Gomperts has been joined by local activists groups who are part of the campaign to overturn Poland’s abortion laws and policies. Her website identifies Cocia Basia, a “Berlin based abortion support group for Polish women,” Warsaw based Fundacij Feminoteka, the 8th of March women’s rights informal collective “Porozumienie kobiet 8 marca” and a group called “Berlin-Irish Pro-Choice Solidarity.”

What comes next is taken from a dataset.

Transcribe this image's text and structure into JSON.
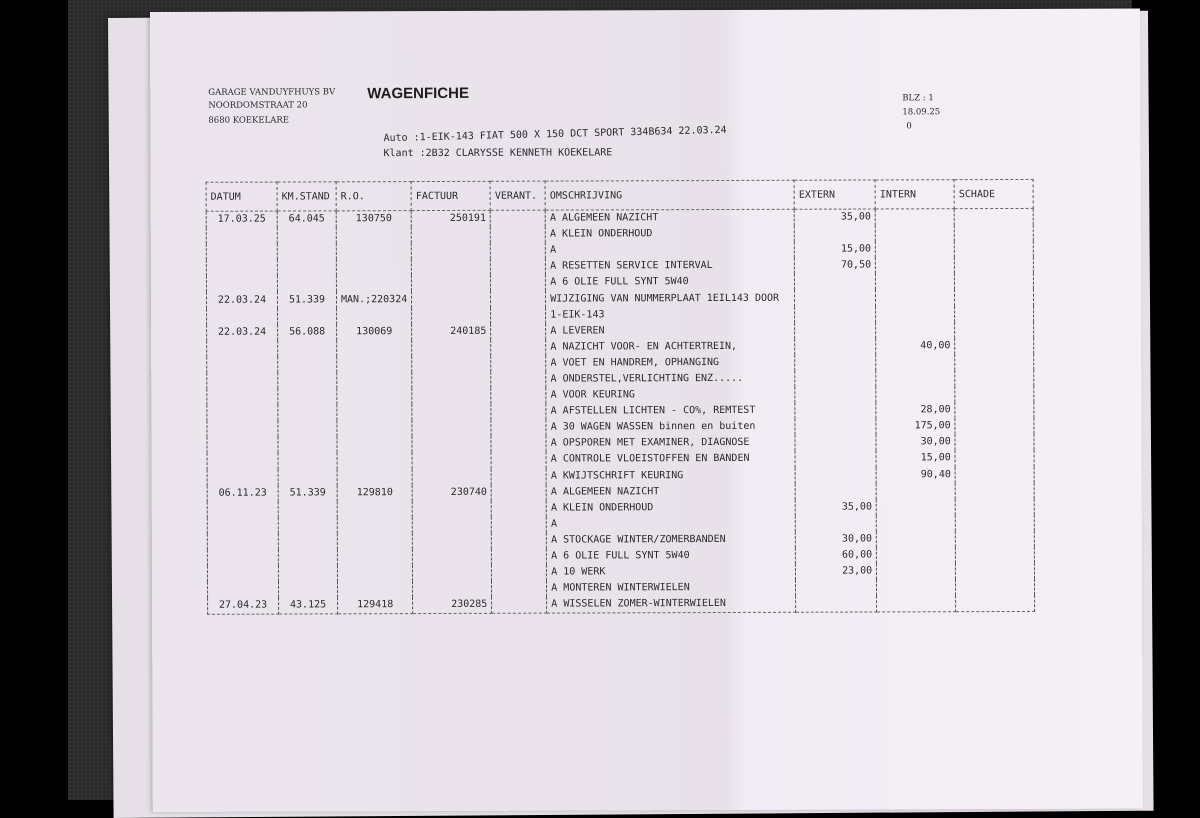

Why Poland and who is next? According to The Telegraph (6/23/15), “Gomperts said Poland was chosen because of the lack of awareness around their abortion laws, but if the mission is a success, it could also be deployed to Ireland, where women can only have abortions if their lives are at serious risk.”
LATEST IN A LONG LINE
As NRL News has reported previously, Women on Waves is the group founded by former Greenpeace activist Rebecca Gomperts in 1999. Their first big public splash was when Gomperts anchored her “abortion ship” in international waters just off the coast of Ireland 2001. They offered to ferry women to the boat where they could have abortions using the combination of mifepristone and misoprostol.
From there the boat went on to Poland, Portugal, Spain, Ecuador, Morocco, wherever Gomperts and her group wanted to draw media attention to countries where abortions were not allowed and unborn children were legally protected.
It isn’t clear whether Women on Waves ever did many, if any, actual abortions on the abortion ship, but they were successful in drumming up massive publicity, to the point where they were the subject of an award-winning documentary “Vessel” produced in 2014.
Gomperts’s group switched tactics in 2009, turning to launching abortion “hotlines” in Chile, Argentina, Peru, Pakistan, Venezuela, Morocco, Bangladesh, Kenya, Indonesia, Malawi, the Philippines, Malaysia, Thailand, Poland, and Uruguay. Women who call these hotlines are told how to obtain misoprostol, already available in many countries as an anti-ulcer drug, and use the drug to abort their babies.
For a number of years, one of Women on Waves related groups, Women on Web, has run the “I need an abortion” website where women from countries where abortion is illegal can answer a series of medical questions that are supposed to amount to a consultation (though it doesn’t really seem matter what answer you give – the website will let you keep going) and be referred to a “licensed doctor” who will “provide you with abortion pills” that will be shipped to your address.
You are asked to make a “donation” of between 70-90 euros at the end of the consultation before the pills are shipped, and you are asked to electronically certify that you will not hold them responsible if you have any problems (you are advised to go to the nearest hospital with a trusted friend if you do, but they tell you that “You do not have to tell the medical staff that you tried to induce an abortion; you can tell them that you had a spontaneous miscarriage.”)
Beyond being political theatre and an attention grabbing ploy, Gomperts’ move is simply an extension of the abortion industry’s efforts to reduce physician involvement and make abortion less dependent on the dwindling supply of willing abortionists. Chemical abortions were the first move, reducing the need for qualified surgeons, then there were the web-cam abortions where a woman’s only contact with the abortionist was through a computer terminal.
At least with the web-cams, she had to travel to some store front clinic and meet with someone who could at a minimum check her blood pressure and take her vitals. Now, however, if the new technology takes off, even that minimal encounter could become a thing of the past. Now, it appears, all she has to do is order her pills and wait for a drone to fly the package to her front door.
Even the most minimal, sensible caution has been thrown to the wind for the sake of the cause.